Kinésiologie vs kinésithérapie : deux mots, deux univers

Commençons par lever une ambiguïté persistante. La kinésithérapie est une profession médicale réglementée : le kinésithérapeute traite les pathologies musculaires, articulaires et neurologiques par la rééducation physique. C’est lui que vous consultez après une opération du genou, une fracture ou une paralysie due à un accident vasculaire cérébral.

La kinésiologie, quant à elle, est une approche complémentaire du bien-être. Son nom vient du grec kinesis (mouvement) et logos (étude), mais son champ est bien plus vaste que le seul mouvement physique. Elle s’intéresse à la personne dans sa globalité : son corps, bien sûr, mais aussi son mental, ses émotions et la façon dont ces trois dimensions interagissent en permanence, souvent en profondeur.

Née aux États-Unis dans les années 1960, elle a été développée par le chiropracteur George Goodheart, puis enrichie par de nombreuses contributions dont celle de John Thie, fondateur du Touch for Health. Elle est aujourd’hui pratiquée dans de nombreux pays comme outil d’accompagnement global du mieux-être.

Un point essentiel à préciser d’emblée : la kinésiologie ne pose pas de diagnostic médical, ne prescrit aucun traitement, et ne remplace en aucun cas le suivi d’un médecin.
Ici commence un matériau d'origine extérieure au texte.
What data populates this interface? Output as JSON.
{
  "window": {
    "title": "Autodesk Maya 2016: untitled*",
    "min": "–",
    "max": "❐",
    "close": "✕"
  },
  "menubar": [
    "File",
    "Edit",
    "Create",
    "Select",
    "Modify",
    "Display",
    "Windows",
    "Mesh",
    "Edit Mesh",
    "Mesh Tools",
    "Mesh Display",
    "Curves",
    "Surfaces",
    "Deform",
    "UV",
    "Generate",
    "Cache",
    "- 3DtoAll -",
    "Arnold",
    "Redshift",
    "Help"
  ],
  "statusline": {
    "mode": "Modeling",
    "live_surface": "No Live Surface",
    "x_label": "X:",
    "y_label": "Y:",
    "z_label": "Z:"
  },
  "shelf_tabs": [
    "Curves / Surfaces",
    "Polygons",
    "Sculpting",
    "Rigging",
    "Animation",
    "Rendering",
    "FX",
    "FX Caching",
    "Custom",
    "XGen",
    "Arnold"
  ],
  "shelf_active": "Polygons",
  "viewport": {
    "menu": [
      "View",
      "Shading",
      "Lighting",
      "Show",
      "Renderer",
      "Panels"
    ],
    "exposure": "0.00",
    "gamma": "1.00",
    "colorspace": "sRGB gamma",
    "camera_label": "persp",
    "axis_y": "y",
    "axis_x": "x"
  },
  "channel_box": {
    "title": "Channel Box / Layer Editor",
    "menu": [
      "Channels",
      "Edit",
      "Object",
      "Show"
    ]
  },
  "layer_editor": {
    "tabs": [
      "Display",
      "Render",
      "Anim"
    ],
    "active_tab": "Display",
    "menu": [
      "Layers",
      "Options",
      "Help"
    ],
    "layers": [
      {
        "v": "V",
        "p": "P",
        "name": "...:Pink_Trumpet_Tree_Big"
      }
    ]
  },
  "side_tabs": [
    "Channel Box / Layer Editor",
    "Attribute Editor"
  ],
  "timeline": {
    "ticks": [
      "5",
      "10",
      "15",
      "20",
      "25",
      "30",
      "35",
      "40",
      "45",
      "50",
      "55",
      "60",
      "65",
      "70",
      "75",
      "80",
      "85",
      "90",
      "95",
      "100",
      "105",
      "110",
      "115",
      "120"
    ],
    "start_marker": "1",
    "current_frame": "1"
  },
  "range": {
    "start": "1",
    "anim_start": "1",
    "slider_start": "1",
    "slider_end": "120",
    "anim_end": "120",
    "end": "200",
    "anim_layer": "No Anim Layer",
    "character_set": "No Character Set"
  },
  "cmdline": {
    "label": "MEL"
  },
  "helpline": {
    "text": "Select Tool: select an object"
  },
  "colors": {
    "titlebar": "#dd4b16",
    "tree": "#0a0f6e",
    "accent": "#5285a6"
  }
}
Elle travaille simplement en complément des approches conventionnelles.

Ce que la kinésiologie fait vraiment

Schéma des 4 dimensions de la kinésiologie : Corps, Mental, Émotions et Inconscient

Pour comprendre la kinésiologie, il faut accepter une idée simple, mais pas toujours si évidente : votre corps sait des choses que votre mental ne sait pas encore ou qu’il a “choisi” d’oublier.

Votre système nerveux enregistre en permanence tout ce que vous vivez : vos émotions, vos expériences, vos croyances, votre environnement, vos décisions, y compris celles prises dans la toute petite enfance. Ces enregistrements constituent ce que j’appelle les mémoires du corps ou mémoire cellulaire. Et c’est votre inconscient qui en est le gardien.

L’inconscient, et ses limites, au cœur du processus

L’inconscient endosse une mission première prioritaire sur tout le reste : nous maintenir en vie. Il régule notre rythme cardiaque, notre digestion, notre sommeil, nos réponses hormonales, etc. Il classe, archive et protège. Pour remplir son rôle majeur, il dispose d’un accès instantané à l’ensemble de nos mémoires et peut prendre le contrôle de notre système corps-mental-émotions en quelques fractions de seconde, bien avant que notre mental conscient ait eu le temps de réagir.

Mais, si puissant soit il, cet inconscient a ses limites.

  1. L’inconscient prend tout au pied de la lettre : une “programmation” acquise à l’âge de 2 ans (par exemple « je ne mérite pas d’être aimé·e »), une croyance héritée de votre environnement familial (« il faut toujours être fort·e pour être respecté·e »), une expérience difficile ancienne, tout cela est archivé sans aucune date de péremption.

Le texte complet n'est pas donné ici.